Munich. The BMW Group is publishing the world’s largest data set to streamline and significantly accelerate the training of artificial intelligence in production. The synthesised AI dataset – known as SORDI (Synthetic Object Recognition Dataset for Industries) – consists of more than 800,000 photorealistic images. These are divided into 80 categories of production resources, from pallets and pallet cages to forklifts, and include objects of particular relevance to the core technologies of automotive engineering and logistics.

By publishing SORDI, the BMW Group together with its partners Microsoft, NVIDIA and idealworks is making available the world’s largest reference dataset for artificial intelligence in the field of manufacturing. The visual data is of particularly high quality, and the integrated digital labels enable basic image processing tasks to be carried out, such as classification, object detection or segmentation for relevant areas of production in general.

“The BMW Group has been using artificial intelligence since 2019. AI has already been utilised in various quality assurance applications in production at the plants. SORDI, the new, synthetic dataset makes AI models much faster to train and AI considerably more cost-efficient in production,” says Michele Melchiorre, Senior Vice President of BMW Group Production System, Planning, Tool and Plant Engineering.

To create the synthesised AI training data non-manually, the simulated environment for robotics, the digital twin of the production system and the AI training environment were all fused within the NVIDIA Omniverse. The rendering pipeline from the BMW Tech Office in Munich allows any number of photos, including labels, to be synthesised in sufficient photorealistic HD quality for them to be used in the creation of highly robust AI models. SORDI can be utilised by IT professionals to develop and tailor AI solutions for manufacturing, and by production employees to maintain mature AI systems for validation purposes ready for the start of production.

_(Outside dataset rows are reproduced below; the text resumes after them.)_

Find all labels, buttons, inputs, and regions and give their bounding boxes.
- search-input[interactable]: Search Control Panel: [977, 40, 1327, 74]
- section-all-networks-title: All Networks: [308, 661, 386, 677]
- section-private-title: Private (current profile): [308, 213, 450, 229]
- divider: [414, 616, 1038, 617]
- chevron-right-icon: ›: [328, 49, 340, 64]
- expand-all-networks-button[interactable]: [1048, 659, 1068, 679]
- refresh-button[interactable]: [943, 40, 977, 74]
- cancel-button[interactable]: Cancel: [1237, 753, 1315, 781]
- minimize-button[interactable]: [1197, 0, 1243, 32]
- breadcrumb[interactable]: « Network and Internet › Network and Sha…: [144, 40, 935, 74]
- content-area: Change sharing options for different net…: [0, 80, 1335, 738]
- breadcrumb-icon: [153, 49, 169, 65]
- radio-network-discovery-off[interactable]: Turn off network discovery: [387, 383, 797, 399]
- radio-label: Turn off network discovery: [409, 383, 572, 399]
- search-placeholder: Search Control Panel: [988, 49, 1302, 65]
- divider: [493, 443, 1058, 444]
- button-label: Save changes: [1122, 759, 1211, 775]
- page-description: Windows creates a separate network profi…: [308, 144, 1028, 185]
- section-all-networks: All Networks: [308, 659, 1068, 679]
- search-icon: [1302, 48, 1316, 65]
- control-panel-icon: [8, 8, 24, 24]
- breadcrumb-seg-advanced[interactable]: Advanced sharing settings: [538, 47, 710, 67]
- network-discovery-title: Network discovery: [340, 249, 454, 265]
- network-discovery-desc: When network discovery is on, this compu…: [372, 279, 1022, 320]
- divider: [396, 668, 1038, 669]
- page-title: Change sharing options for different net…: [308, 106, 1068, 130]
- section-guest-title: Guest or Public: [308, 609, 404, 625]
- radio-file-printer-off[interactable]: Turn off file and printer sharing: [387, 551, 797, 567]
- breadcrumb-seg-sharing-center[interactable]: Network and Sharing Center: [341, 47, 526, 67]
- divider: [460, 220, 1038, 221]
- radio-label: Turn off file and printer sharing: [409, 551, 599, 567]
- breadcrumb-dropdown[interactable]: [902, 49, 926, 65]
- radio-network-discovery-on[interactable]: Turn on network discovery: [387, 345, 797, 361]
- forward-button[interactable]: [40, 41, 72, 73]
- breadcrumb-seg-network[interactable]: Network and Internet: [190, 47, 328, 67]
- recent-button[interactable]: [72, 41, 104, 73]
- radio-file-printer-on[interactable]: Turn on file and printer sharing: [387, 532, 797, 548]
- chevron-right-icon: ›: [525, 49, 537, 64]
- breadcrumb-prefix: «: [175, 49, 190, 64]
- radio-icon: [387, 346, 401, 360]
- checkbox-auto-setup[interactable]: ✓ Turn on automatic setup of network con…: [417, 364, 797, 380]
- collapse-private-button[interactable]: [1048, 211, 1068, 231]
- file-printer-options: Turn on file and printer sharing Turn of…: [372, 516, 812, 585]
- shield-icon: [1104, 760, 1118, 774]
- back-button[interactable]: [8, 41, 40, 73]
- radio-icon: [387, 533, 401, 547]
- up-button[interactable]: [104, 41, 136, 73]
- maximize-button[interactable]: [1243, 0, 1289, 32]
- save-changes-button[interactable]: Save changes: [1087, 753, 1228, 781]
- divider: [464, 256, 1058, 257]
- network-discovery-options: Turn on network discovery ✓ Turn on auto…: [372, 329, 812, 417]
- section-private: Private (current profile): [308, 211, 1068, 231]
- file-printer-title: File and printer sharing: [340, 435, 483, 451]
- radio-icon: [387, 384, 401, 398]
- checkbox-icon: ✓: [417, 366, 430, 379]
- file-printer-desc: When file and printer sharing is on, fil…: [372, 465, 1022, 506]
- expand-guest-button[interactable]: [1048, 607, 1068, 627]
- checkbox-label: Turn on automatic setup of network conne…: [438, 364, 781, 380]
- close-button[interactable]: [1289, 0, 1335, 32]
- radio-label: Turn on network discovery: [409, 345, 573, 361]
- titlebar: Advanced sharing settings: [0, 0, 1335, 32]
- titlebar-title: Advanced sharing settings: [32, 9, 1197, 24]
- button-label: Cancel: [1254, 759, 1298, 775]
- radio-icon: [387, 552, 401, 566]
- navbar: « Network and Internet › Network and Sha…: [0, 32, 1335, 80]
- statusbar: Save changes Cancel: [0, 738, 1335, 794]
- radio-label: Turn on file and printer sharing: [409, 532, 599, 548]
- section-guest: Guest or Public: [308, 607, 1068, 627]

Freely available to software developers, the publication of the innovative dataset represents the next targeted step in the BMW Group’s systematic expansion of activities to democratise artificial intelligence (https://github.com/bmw-innovationlab). The publications of no-code AI and SORDI complement each other: on the one hand, the BMW Labelling Tool Lite and published AI training tools explicitly allow users to use AI intuitively, even if they lack sound IT expertise. On the other, SORDI’s synthesis significantly accelerates and simplifies the training of AI models for production applications.